Sie findet die Kraft und den Mut, den entscheidenden Schritt zu gehen: Cathy Hummels erstattet Anzeige und will sich endlich zur Wehr setzen. Die Moderatorin wirkt emotional gezeichnet, zeigt sich zugleich aber entschlossen und kämpferisch. "Ich lasse das nicht mehr zu. Seit zwei Jahren zieht sich das schon", sagt sie in einer Instagram-Story mit klaren Worten.
Cathy Hummels: Ausgedruckte Chat-Verläufe landen bei der Polizei
Was ist vorgefallen? Der AZ schilderte sie den unheimlichen und unglaublichen Fall bereits im Frühjahr. Damals sagte Hummels: "Ich wurde psychisch vergewaltigt. Ich habe Drohbriefe bekommen mit ausgedruckten Screenshots meiner privaten Instagram-Nachrichten."
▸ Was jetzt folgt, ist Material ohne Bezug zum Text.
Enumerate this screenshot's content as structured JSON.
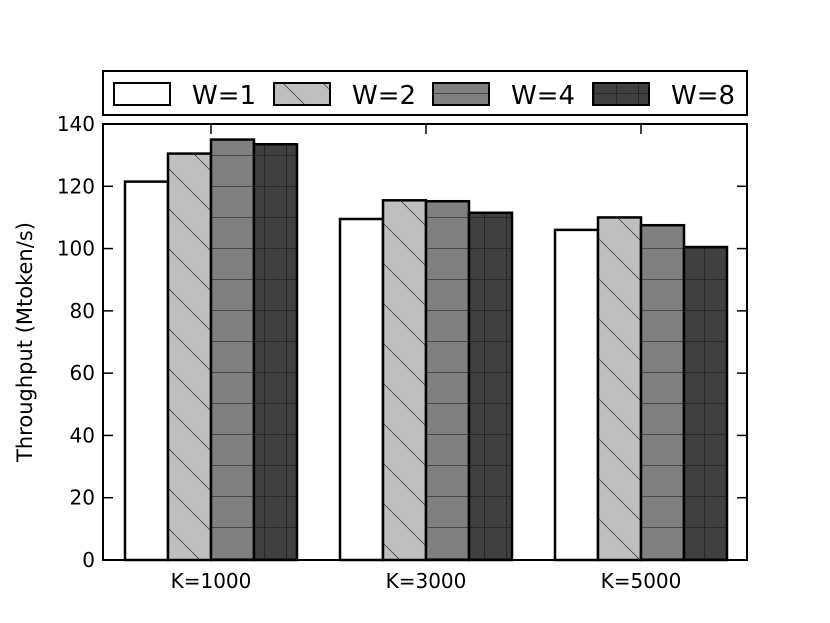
{
  "chart_data": {
    "type": "bar",
    "ylabel": "Throughput (Mtoken/s)",
    "xlabel": "",
    "ylim": [
      0,
      140
    ],
    "yticks": [
      0,
      20,
      40,
      60,
      80,
      100,
      120,
      140
    ],
    "categories": [
      "K=1000",
      "K=3000",
      "K=5000"
    ],
    "legend_position": "top",
    "grid": false,
    "series": [
      {
        "name": "W=1",
        "values": [
          121.5,
          109.5,
          106
        ],
        "color": "#ffffff",
        "hatch": "none"
      },
      {
        "name": "W=2",
        "values": [
          130.5,
          115.5,
          110
        ],
        "color": "#bfbfbf",
        "hatch": "backslash"
      },
      {
        "name": "W=4",
        "values": [
          135,
          115.2,
          107.5
        ],
        "color": "#808080",
        "hatch": "horizontal"
      },
      {
        "name": "W=8",
        "values": [
          133.5,
          111.5,
          100.5
        ],
        "color": "#404040",
        "hatch": "grid"
      }
    ]
  }
}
Anzeige nach "seelischer Vergewaltigung"
Offenbar verschaffte sich jemand unerlaubt Zugriff auf ihr Postfach und hackte ihren passwortgeschützten Account. "Man wollte meinen Ruf und mein Geschäft schädigen sowie Unwahrheiten verbreiten", so Cathy Hummels. Am Montag entschloss sich die beliebte Moderatorin zum folgenreichen Schritt: Sie erstattete Anzeige gegen unbekannt.

Erst vor Kurzem hatte die 38-Jährige bereits Anzeige erstattet, nachdem ihr LinkedIn-Profil sowie mehrere E-Mails gelöscht worden sein sollen. "Da es sich um ein laufendes Ermittlungsverfahren handelt, werde ich mich zu den Vorwürfen und den Hintergründen nicht äußern", sagte Hummels. Die an der Generalstaatsanwaltschaft Bamberg angesiedelte Zentralstelle Cybercrime Bayern ermittelt wegen des Anfangsverdachts auf Datenveränderung und Computersabotage gegen einen Mann, der zeitweise Zugang zu ihren Passwörtern hatte, wie der stellvertretende Leiter der Zentralstelle, Thomas Goger, erläuterte. Der Tatverdächtige soll im Mai 2026 unberechtigt E-Mails und das Linkedin-Profil gelöscht haben.